The overall benefit of a vendor management office as it relates to cloud computing and audit compliance, and truly as part of IT Asset Management in general, is the strategic positioning it provides the organization. Again, the purpose is not to build another cumbersome layer to the process, but rather create a standard and efficient process utilizing dedicated resources in a strategic manner that will have the most positive impact on business goals and objectives. When engaging a VMO, thresholds should be set to ensure that the “squeeze is worth the juice,” or, in other words, the efforts are proportionate to the spend, protecting the service area from misuse.

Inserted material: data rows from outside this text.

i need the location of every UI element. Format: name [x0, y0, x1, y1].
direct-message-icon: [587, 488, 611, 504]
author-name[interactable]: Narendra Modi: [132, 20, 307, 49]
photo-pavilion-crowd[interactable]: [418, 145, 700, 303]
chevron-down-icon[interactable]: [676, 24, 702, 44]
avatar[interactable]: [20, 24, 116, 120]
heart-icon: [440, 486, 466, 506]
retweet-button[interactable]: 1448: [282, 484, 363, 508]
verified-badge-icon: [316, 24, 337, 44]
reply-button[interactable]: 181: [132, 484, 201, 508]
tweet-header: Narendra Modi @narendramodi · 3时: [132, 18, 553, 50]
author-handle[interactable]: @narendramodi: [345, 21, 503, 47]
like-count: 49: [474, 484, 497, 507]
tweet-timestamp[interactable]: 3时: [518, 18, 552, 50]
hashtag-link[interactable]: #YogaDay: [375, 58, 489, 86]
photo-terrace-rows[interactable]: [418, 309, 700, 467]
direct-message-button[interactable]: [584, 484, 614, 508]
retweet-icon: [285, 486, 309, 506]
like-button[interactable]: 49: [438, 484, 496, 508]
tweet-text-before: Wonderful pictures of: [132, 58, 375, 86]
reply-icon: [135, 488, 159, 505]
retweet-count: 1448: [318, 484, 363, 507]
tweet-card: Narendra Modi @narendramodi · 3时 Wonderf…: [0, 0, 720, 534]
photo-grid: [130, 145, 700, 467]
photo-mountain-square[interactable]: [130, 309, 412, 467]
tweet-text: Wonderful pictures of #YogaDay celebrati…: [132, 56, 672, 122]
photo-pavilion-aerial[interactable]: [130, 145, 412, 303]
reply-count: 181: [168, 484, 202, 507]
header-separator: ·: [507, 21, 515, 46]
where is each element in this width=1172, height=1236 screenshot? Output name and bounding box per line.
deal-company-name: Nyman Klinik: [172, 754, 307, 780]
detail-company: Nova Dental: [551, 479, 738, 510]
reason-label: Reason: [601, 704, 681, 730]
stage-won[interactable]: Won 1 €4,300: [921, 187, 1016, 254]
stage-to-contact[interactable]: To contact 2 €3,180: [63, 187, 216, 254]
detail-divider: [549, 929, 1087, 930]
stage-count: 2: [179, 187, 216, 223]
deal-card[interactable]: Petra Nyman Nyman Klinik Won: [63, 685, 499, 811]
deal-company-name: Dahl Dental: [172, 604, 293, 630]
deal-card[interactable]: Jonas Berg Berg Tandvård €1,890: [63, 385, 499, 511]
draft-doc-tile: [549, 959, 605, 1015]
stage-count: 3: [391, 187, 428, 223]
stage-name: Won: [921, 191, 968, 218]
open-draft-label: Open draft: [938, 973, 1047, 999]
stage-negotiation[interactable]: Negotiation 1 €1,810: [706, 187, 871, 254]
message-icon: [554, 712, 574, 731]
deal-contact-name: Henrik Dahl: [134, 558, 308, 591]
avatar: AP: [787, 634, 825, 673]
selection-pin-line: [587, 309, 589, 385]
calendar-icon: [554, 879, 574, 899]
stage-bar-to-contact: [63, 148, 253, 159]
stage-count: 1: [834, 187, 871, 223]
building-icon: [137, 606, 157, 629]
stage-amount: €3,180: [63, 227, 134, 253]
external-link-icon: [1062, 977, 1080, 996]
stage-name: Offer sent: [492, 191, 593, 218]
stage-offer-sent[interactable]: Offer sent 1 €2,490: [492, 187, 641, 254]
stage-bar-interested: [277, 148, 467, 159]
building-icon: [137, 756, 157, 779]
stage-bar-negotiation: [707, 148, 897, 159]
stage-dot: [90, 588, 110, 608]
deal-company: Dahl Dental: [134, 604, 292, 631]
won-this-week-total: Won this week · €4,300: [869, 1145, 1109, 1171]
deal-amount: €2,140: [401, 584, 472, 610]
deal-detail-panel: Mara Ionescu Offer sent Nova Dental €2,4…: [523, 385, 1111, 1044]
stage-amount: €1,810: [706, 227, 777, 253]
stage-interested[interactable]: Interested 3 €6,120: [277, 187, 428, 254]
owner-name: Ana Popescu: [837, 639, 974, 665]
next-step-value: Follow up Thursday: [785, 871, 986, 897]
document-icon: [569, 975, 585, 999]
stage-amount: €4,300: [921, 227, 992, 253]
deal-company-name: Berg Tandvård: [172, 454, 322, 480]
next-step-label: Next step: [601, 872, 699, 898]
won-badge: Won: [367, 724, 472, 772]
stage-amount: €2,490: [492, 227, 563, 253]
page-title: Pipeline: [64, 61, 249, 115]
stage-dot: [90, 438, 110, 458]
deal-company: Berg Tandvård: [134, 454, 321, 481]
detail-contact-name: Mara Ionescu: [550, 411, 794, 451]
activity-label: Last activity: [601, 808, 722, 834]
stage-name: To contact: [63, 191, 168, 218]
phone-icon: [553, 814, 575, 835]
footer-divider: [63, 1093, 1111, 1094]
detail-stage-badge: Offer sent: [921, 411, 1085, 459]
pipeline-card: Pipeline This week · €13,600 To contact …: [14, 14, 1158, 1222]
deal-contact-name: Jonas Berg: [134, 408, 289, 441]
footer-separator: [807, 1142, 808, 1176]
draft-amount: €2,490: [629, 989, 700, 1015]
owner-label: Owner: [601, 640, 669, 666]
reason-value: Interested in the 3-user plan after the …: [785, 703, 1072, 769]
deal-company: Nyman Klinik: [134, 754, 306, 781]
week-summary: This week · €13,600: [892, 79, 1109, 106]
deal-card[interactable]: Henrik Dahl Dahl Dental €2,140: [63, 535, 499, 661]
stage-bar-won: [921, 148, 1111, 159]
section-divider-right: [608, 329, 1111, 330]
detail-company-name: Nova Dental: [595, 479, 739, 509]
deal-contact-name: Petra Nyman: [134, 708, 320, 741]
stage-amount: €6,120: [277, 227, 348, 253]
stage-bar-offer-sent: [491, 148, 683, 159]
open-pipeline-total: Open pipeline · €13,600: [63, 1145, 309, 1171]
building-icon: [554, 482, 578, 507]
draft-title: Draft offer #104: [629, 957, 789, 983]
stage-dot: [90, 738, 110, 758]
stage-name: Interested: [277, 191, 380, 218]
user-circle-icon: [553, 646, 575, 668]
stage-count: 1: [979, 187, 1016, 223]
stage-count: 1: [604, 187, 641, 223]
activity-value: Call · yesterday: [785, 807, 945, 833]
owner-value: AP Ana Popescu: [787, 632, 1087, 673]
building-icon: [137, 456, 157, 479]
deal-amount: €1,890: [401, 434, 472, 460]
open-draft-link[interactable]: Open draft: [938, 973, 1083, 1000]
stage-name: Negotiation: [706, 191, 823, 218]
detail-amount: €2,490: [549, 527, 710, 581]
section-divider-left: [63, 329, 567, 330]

Through the efforts of an effective and efficient VMO, an organization should experience the benefits of ITAM best practices and realize overall cost reduction, increase control of IT, improve software compliance (particularly in the area of cloud computing), improved communications between business departments and IT, improved governance compliance, and increased support and transparency relative to security and business continuity efforts.